RSDİP Nijni-Novgorod komitesi daha 1902 yılının ilk aylarından itibaren bölgede bildiriler dağıtarak tüm işçilere 1 Mayıs gösterilerine katılmaları çağrısı yapmaya başlamıştı. Şubat ayında  61 görevli partili bir toplantı yaparak organizasyonu planladılar. 1 Mayıs günü Sormovo kentinin tüm işçileri genel greve gittiler. Göstericiler Bolşaya Caddesi'nden ellerinde kızıl bayraklarla, Kahrolsun Otokrasi! ve Yaşasın Siyasi Özgürlük! sloganları atarak yürüyüşe geçtiler. Varşavyanka'yı(1)söylüyorlardı. Polis yürüyüşü durdurmayı başaramayınca askeri birlikten yardım istendi. Askerler gelince kitle Siz Kurban Düştünüz adlı şarkıyı(2)söylemeye başladı. İşçi Pyotr Zalomov elinde kızıl bayrakla askerlere doğru yaklaştı. Askerler o anda Zalomov'u yakalayarak kitlenin üstüne ateş açtılar. O anda çok sayıda insan ölmüştü, birçok yaralı vardı. Pek çokları da tutuklanmıştı.

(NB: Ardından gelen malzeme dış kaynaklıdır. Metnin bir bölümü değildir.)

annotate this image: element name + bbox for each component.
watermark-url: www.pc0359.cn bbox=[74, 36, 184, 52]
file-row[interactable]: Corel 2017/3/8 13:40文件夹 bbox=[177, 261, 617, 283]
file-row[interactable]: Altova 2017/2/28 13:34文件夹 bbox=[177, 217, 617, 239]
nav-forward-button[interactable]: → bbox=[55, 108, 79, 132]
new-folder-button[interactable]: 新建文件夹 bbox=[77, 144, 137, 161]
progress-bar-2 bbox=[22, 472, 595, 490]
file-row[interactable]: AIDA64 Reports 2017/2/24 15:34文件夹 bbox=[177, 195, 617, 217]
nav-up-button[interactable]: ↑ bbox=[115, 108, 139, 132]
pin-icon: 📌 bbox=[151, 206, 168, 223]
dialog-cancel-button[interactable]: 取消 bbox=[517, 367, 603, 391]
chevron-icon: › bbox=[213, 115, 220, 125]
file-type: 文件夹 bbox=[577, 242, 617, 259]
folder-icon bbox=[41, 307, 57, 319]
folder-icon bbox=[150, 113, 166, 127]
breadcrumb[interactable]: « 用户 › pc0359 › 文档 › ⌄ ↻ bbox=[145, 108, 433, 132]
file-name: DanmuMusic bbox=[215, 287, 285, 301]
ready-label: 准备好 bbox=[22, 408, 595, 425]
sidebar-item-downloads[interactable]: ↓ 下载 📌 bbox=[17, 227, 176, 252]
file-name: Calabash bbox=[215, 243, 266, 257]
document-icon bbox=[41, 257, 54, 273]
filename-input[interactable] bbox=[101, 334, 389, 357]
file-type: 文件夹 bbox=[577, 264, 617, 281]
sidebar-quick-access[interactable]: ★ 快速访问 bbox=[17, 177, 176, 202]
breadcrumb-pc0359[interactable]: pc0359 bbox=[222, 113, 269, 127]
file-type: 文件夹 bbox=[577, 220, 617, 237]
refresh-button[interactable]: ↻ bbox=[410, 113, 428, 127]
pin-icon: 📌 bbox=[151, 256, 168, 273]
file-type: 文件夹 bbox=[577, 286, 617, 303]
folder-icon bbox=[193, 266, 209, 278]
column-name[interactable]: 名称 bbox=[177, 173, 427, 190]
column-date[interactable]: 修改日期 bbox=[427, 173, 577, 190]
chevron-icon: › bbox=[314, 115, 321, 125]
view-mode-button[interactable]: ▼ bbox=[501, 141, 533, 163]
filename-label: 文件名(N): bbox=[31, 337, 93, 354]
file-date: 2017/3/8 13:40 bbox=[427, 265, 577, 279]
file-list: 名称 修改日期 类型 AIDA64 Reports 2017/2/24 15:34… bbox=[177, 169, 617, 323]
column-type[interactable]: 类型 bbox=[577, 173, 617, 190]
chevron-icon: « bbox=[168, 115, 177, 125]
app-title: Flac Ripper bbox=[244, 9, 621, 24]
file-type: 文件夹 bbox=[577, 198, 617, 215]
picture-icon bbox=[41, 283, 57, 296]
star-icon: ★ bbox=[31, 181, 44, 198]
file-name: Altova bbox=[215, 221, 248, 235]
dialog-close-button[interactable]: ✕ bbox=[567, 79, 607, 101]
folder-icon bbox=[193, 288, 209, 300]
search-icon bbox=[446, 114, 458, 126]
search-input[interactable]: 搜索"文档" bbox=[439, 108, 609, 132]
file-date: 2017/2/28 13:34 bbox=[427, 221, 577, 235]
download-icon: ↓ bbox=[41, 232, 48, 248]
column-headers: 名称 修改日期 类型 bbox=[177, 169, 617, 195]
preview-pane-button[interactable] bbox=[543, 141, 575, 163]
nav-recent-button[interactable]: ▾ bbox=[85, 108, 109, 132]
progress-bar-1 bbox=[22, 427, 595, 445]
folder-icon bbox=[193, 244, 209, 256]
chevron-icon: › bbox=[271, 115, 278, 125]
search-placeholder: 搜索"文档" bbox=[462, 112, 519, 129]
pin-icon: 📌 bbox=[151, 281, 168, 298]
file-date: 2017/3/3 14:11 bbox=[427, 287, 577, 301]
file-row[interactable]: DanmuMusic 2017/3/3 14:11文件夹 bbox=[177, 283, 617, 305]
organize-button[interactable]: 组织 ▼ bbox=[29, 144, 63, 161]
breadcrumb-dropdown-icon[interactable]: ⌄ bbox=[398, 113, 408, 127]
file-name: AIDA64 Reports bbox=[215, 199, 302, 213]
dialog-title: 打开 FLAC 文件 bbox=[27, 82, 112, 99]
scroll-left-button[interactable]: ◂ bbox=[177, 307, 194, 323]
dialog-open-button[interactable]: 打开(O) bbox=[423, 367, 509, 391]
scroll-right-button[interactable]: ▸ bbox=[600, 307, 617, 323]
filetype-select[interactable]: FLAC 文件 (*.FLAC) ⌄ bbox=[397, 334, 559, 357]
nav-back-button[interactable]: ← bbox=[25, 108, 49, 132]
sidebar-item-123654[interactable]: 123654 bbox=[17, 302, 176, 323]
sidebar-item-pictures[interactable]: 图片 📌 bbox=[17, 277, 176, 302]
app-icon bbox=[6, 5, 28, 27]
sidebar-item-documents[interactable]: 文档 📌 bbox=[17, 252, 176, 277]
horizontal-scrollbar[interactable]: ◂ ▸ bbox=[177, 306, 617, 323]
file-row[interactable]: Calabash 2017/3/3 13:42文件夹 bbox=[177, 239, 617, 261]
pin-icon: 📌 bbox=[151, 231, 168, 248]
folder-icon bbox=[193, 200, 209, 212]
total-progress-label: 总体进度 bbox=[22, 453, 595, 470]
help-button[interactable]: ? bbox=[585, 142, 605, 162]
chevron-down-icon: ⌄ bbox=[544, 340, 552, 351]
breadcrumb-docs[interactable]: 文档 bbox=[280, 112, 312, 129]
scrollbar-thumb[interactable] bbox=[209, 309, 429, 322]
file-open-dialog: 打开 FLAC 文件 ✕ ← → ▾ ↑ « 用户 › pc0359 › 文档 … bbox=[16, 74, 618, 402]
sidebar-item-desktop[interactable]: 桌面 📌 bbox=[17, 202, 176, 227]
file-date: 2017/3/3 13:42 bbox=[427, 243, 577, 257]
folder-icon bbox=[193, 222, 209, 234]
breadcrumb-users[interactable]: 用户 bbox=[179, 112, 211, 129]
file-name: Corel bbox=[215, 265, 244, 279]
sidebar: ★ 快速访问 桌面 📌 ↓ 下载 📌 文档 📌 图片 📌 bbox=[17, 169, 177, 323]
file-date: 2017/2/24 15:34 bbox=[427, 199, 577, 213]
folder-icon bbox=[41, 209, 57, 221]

Tutuklananların yargılamaları 28-31 Ekim 1902 tarihleri arasında yapıldı. Mahkemede tutukluların ve özellikle Zalomov'un cesur ve ateşli savunması kitleleri derinden etkiledi, Rusya'da büyük bir yankı uyandırdı. İskra gazetesi bu savunmaları toplayarak 1 Aralık 1902 günlü 29. sayısında Lenin'in önsözüyle yayınladı. Aşağıya aldığımız bu önsöz Lenin'in toplu eserlerinde 7. ciltte yer almıştır:

NİJNİ-NOVGOROD İŞÇİLERİNİN 142 NUMARALI MAHKEMEDEKİ KONUŞMALARINA ÖNSÖZ

Rus Sosyal Demokrat İşçi Partisi Nijni-Novgorod komitesinin Nijni-Novgorod'lu işçilerin konuşmalarını aldığı taşbaskı sayfalardan bu konuşmaları buraya aktarıyoruz. Bu konuşmalara herhangi bir şey eklemekle, o yürekli işçilerin meşakkatle yaratmış olduğu etki, içlerinde büyüyen gazap, mücadele azimleri anlatılamaz On binlerce Rus işçisine bu konuşmaları okutmak için her türlü çabayı göstermek bizim görevimizdir. Mahkemede davaları için "Kahrolsun Otokrasi!" sloganıyla dik duruş gösteren Zalomov'un, Bıkov'un, Samılin'in, Mihailov'un ve diğer yoldaşların olduğu örnek halkın ve parlak sosyalist geleceği inşa edecek işçi sınıfının özgürlüğü için kahramanca ve kararlılıkla mücadele verecek olan tüm Rusya işçilerine ilham vermelidir. 

1 Aralık 1902

Pyotr Zalomov 3 Mayıs 1877 yılında Nijni-Novgorod'ta doğdu. Bir mekanik işçisinin oğlu olan Zalomov 1892 yılında devrimci mücadeleye atıldı. 1901-1902 yıllarında RSDİP Sormovo örgtünde çalıştı. 1902 Mayıs olayları sırasında Sormovo'da tutuklandıktan sonra ömür boyu kaydıyla doğu  Sibirya'ya sürgüne gönderildi. 1905 yılında Maksim Gorki tarafından gönderilen para yardımıyla Sibirya'dan kaçtı ve Kiev, Moskova ve Peterburg'da gizlice yaşadı. Peterburg'da 1905 ayaklanmalarına katıldı, silahlı işçi kıtalarının kurulmasında görev aldı. 1906 yılında ciddi şekilde bozulan sağlığı yüzünden aktif mücadeleden ayrıldı. 1917 devriminden sonra Bolşeviklere katılarak Kursk bölgesi örgütünde çalışmaya başladı. 1918-20 yılları arasında iç savaşta Denikin'in adamları tarafından yakalanarak işkencelerden geçirildi. Bu sebeple uzun yıllar sağlığını düzeltemedi. 1929 yılında tarımın kollektivizasyonu çalışmalarına katıldı, Lenin Ödülü kazandı. 18 Mart 1955 günü Moskova'da yaşamını noktaladı.

1956 yılında Moskova'da Zalomov ailesi ile ilgili tüm belgeler toplanarak bir araya getirildi. 1963 yılında G.N. Makarov tarafından Devrimci İşçi Pyotr Zalomovadlı bir kitap yayınlandı.